(UPDATE 4/16/18): Added section on Facebook
As much as technology has improved our lives in every way, it has also left us vulnerable. The false sense of security many devices, apps, and gadgets bring means we are far more susceptible to having our personal information stolen from us. Hackers are able to gather data from anyone, anywhere in the world using modern technology, whereas in the past they would have had to physically break into a file cabinet for such information.
Recently, it seems, some of the worst data breaches of all time are cropping up left and right. Although we consistently find ways to protect our precious information and are getting smarter about privacy and encryption, the hackers are getting smarter at the same rate (if not faster). It’s up to the corporations we store our data with to protect it. It’s out of our hands. So which companies should we be scrutinizing?
To answer that question, we need to consider the four worst data breaches of the last few years:
We don’t always have a choice in the matter of who manages our information. We have plenty of options for whom we choose to bank with, purchase from, and even back up data with. But when it comes to credit monitoring, we don’t get to choose who reports our credit score history. The company running our credit score (for such things as applying for a mortgage or leasing a car) gets to decide which company they run our score with. But we, as consumers, don’t get to decide whether or not we want a specific credit reporting company to have access to our private information like credit cards, loan history, and even social security number!
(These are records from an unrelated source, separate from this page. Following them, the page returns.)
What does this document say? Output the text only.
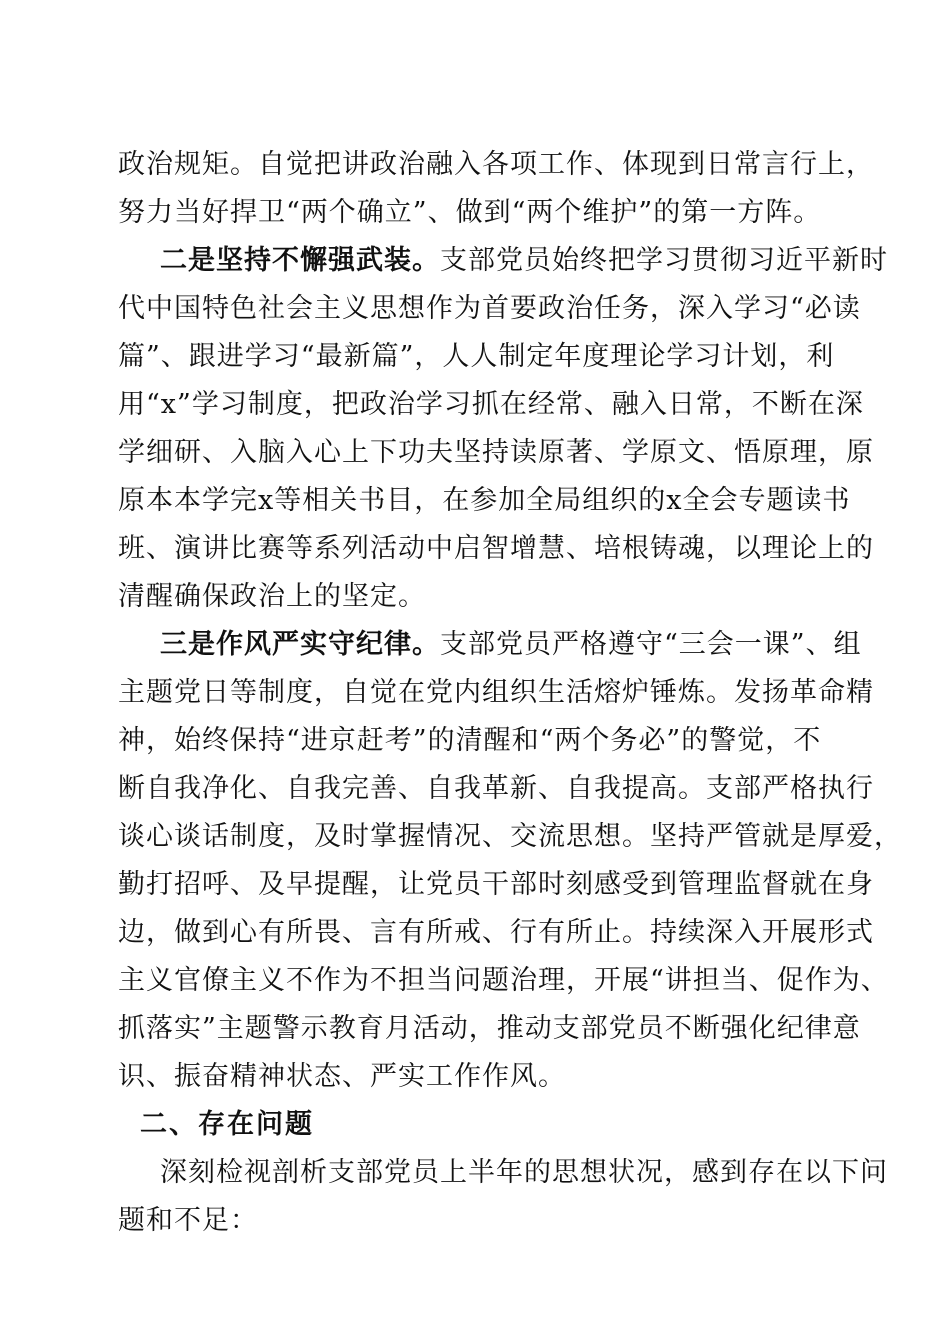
政治规矩。自觉把讲政治融入各项工作、体现到日常言行上，
努力当好捍卫“两个确立”、做到“两个维护”的第一方阵。
二是坚持不懈强武装。支部党员始终把学习贯彻习近平新时
代中国特色社会主义思想作为首要政治任务，深入学习“必读
篇”、跟进学习“最新篇”，人人制定年度理论学习计划，利
用“x”学习制度，把政治学习抓在经常、融入日常，不断在深
学细研、入脑入心上下功夫坚持读原著、学原文、悟原理，原
原本本学完x等相关书目，在参加全局组织的x全会专题读书
班、演讲比赛等系列活动中启智增慧、培根铸魂，以理论上的
清醒确保政治上的坚定。
三是作风严实守纪律。支部党员严格遵守“三会一课”、组
主题党日等制度，自觉在党内组织生活熔炉锤炼。发扬革命精
神，始终保持“进京赶考”的清醒和“两个务必”的警觉，不
断自我净化、自我完善、自我革新、自我提高。支部严格执行
谈心谈话制度，及时掌握情况、交流思想。坚持严管就是厚爱，
勤打招呼、及早提醒，让党员干部时刻感受到管理监督就在身
边，做到心有所畏、言有所戒、行有所止。持续深入开展形式
主义官僚主义不作为不担当问题治理，开展“讲担当、促作为、
抓落实”主题警示教育月活动，推动支部党员不断强化纪律意
识、振奋精神状态、严实工作作风。
二、存在问题
深刻检视剖析支部党员上半年的思想状况，感到存在以下问
题和不足：
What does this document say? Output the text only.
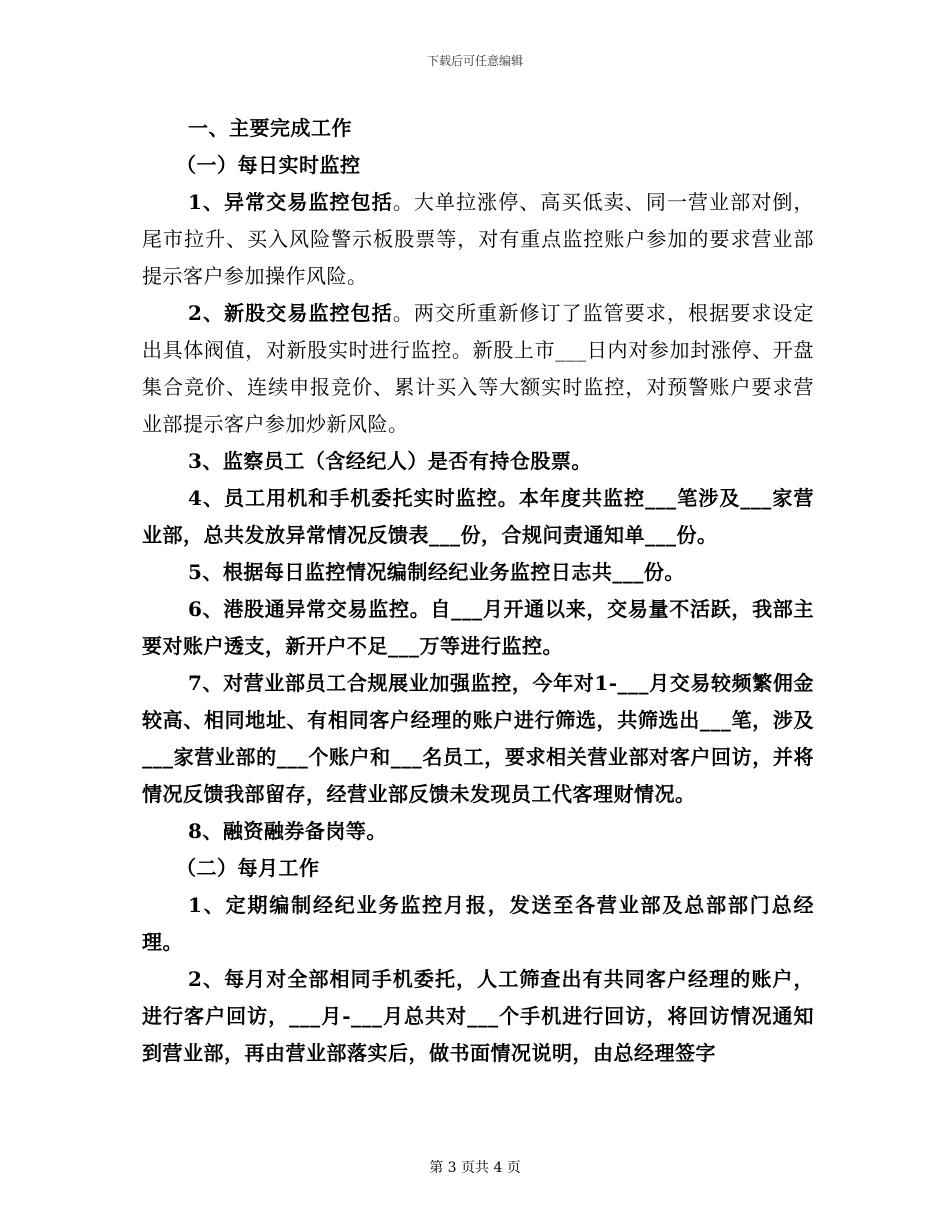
下载后可任意编辑

一、主要完成工作

（一）每日实时监控

1、异常交易监控包括。大单拉涨停、高买低卖、同一营业部对倒，尾市拉升、买入风险警示板股票等，对有重点监控账户参加的要求营业部提示客户参加操作风险。

2、新股交易监控包括。两交所重新修订了监管要求，根据要求设定出具体阀值，对新股实时进行监控。新股上市___日内对参加封涨停、开盘集合竞价、连续申报竞价、累计买入等大额实时监控，对预警账户要求营业部提示客户参加炒新风险。

3、监察员工（含经纪人）是否有持仓股票。

4、员工用机和手机委托实时监控。本年度共监控___笔涉及___家营业部，总共发放异常情况反馈表___份，合规问责通知单___份。

5、根据每日监控情况编制经纪业务监控日志共___份。

6、港股通异常交易监控。自___月开通以来，交易量不活跃，我部主要对账户透支，新开户不足___万等进行监控。

7、对营业部员工合规展业加强监控，今年对1-___月交易较频繁佣金较高、相同地址、有相同客户经理的账户进行筛选，共筛选出___笔，涉及___家营业部的___个账户和___名员工，要求相关营业部对客户回访，并将情况反馈我部留存，经营业部反馈未发现员工代客理财情况。

8、融资融券备岗等。

（二）每月工作

1、定期编制经纪业务监控月报，发送至各营业部及总部部门总经理。

2、每月对全部相同手机委托，人工筛查出有共同客户经理的账户，进行客户回访，___月-___月总共对___个手机进行回访，将回访情况通知到营业部，再由营业部落实后，做书面情况说明，由总经理签字

第 3 页共 4 页
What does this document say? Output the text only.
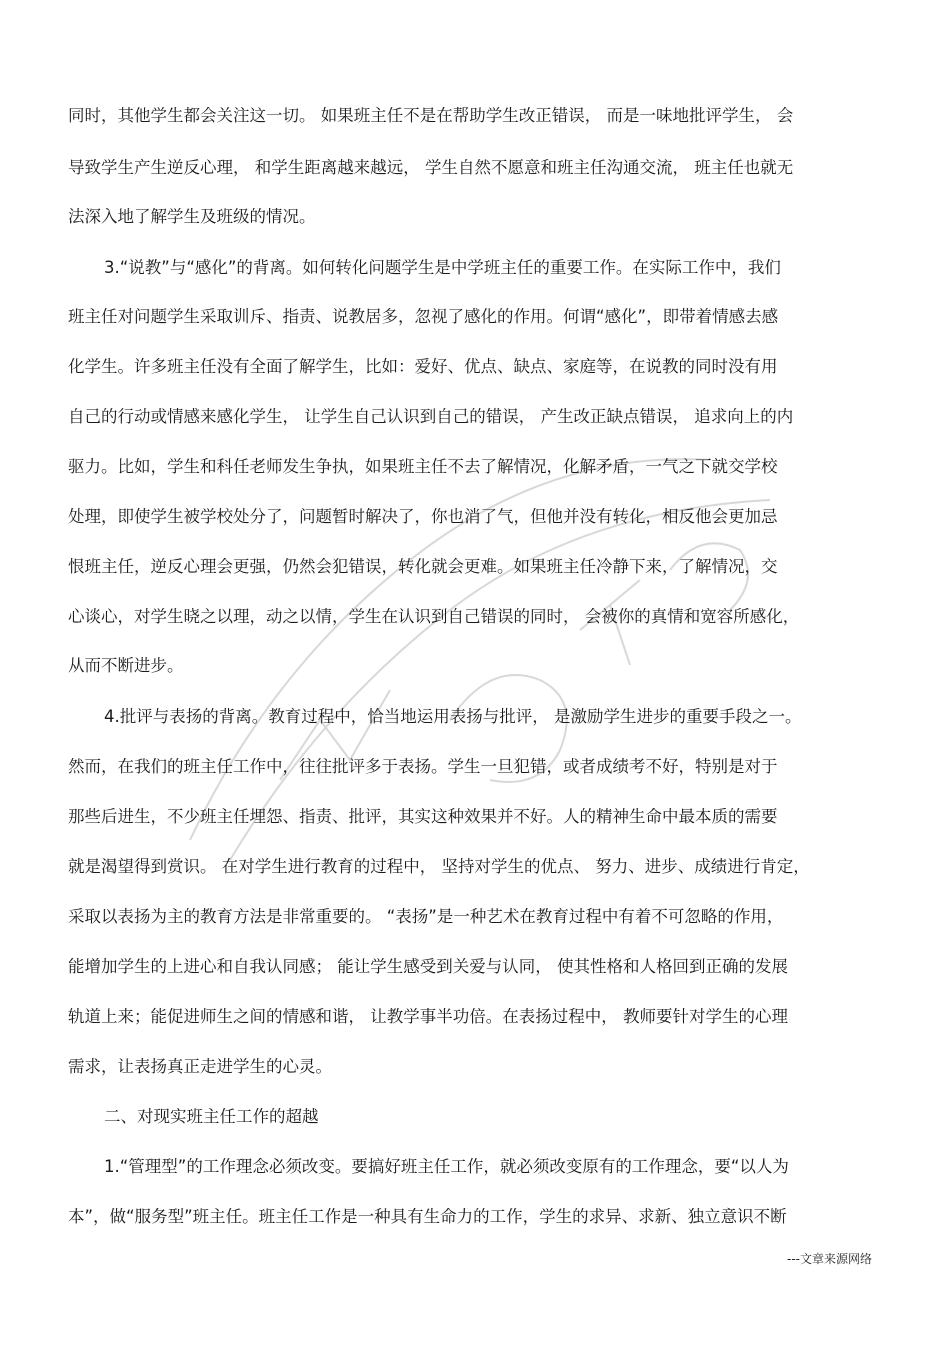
同时，其他学生都会关注这一切。 如果班主任不是在帮助学生改正错误， 而是一味地批评学生， 会
导致学生产生逆反心理， 和学生距离越来越远， 学生自然不愿意和班主任沟通交流， 班主任也就无
法深入地了解学生及班级的情况。
3.“说教”与“感化”的背离。如何转化问题学生是中学班主任的重要工作。在实际工作中，我们
班主任对问题学生采取训斥、指责、说教居多，忽视了感化的作用。何谓“感化”，即带着情感去感
化学生。许多班主任没有全面了解学生，比如：爱好、优点、缺点、家庭等，在说教的同时没有用
自己的行动或情感来感化学生， 让学生自己认识到自己的错误， 产生改正缺点错误， 追求向上的内
驱力。比如，学生和科任老师发生争执，如果班主任不去了解情况，化解矛盾，一气之下就交学校
处理，即使学生被学校处分了，问题暂时解决了，你也消了气，但他并没有转化，相反他会更加忌
恨班主任，逆反心理会更强，仍然会犯错误，转化就会更难。如果班主任冷静下来，了解情况，交
心谈心，对学生晓之以理，动之以情，学生在认识到自己错误的同时， 会被你的真情和宽容所感化，
从而不断进步。
4.批评与表扬的背离。教育过程中，恰当地运用表扬与批评， 是激励学生进步的重要手段之一。
然而，在我们的班主任工作中，往往批评多于表扬。学生一旦犯错，或者成绩考不好，特别是对于
那些后进生，不少班主任埋怨、指责、批评，其实这种效果并不好。人的精神生命中最本质的需要
就是渴望得到赏识。 在对学生进行教育的过程中， 坚持对学生的优点、 努力、进步、成绩进行肯定，
采取以表扬为主的教育方法是非常重要的。 “表扬”是一种艺术在教育过程中有着不可忽略的作用，
能增加学生的上进心和自我认同感； 能让学生感受到关爱与认同， 使其性格和人格回到正确的发展
轨道上来；能促进师生之间的情感和谐， 让教学事半功倍。在表扬过程中， 教师要针对学生的心理
需求，让表扬真正走进学生的心灵。
二、对现实班主任工作的超越
1.“管理型”的工作理念必须改变。要搞好班主任工作，就必须改变原有的工作理念，要“以人为
本”，做“服务型”班主任。班主任工作是一种具有生命力的工作，学生的求异、求新、独立意识不断
---文章来源网络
As unfair as this is, it makes it even more unfair that Equifax, one of the top credit reporting companies, suffered one of the worst data breaches in history. Not because it was the largest or the most information stolen, but because it was entirely out of the hands of the consumer. Over 143 million people had their social security number, driver’s license information, and credit card numbers stolen from Equifax’s servers back in June 2017 (which wasn’t reported to consumers until three months later!).
2. Yahoo (twice!)
Back in September 2016, only one year before the Equifax breach, Yahoo reported that 500 million of their customers’ accounts had been hacked into. Users’ names, phone numbers, email addresses, and other personal information was stolen from their site. But that’s not everything. A few months later, Yahoo announced again that they were the “victims” of yet another breach—three years earlier, in 2013! And what’s worse is that this “original” breach from 2013 that went undisclosed for three years resulted in the theft of data from all 3 billion customer accounts. That’s every single account.
Make sure you’re changing all your login information, folks. If you use your Yahoo username and/or password for other important things, these hackers have access.
3. Patient Home Monitoring Corp.
Earlier this month, it was found that a company called Patient Home Monitoring had their private patient healthcare information breached. Although less widely known, this is yet another of the top data breaches we have experienced. This is because it seemingly violates HIPAA laws meant to protect personal patient data from being seen by anyone other than the patients themselves and approved physicians or family members. The medical information released included test results, client data, and case management notes, among other sensitive documents. Reports claim over 150,000 patients were affected.
October seems to be the month of data breaches. This month, cell phone company T-Mobile reported security system bugs, potentially allowing hackers access to their entire customer base. Although T-Mobile claims only a small population of users were affected by the time the breach was patched, an anonymous source claims that even the fix T-Mobile provided for the bug is vulnerable to hacking.
The recent Facebook – Cambridge Analytica data breach is responsible for exposing the many privacy issues facing social media platforms today. While news of this scandal only broke recently, the breach itself took place in 2013. It all started with a Facebook quiz by the name of “thisisyourdigitallife.” The app, which was developed by Cambridge professor Aleksandr Kogan, was downloaded over 300,000 times. Once installed, the app would begin harvesting private information from the user’s profile. But it didn’t stop there, as every friend connected to those 300,000 accounts had their data stolen as well. This lead to the widespread data breach, affecting over 87 million users.
On March 17th, 2018, the data breach was exposed to the world. Whistleblower Christopher Wylie, a co-founder of Cambridge Analytica, came clean about the firms illicit activities to both The Guardian and The New York Times. In response to this, Mark Zuckerberg was forced to defend the company in a set of hearings on Capitol Hill. For now, we don’t know what impact these hearings will have on the social platform. But you can be sure some drastic changes will be coming to Facebook in the coming months.
These aren’t the only breaches we have lived through in recent times. In the last five years, we’ve seen security vulnerabilities in major companies like Target, Home Depot, Ashley Madison, and Sony. No company is safe from hackers, which means no customer is safe either. We as consumers must try everything we can to protect our own data and monitor it closely. Do your research and remember to always, always stay vigilant.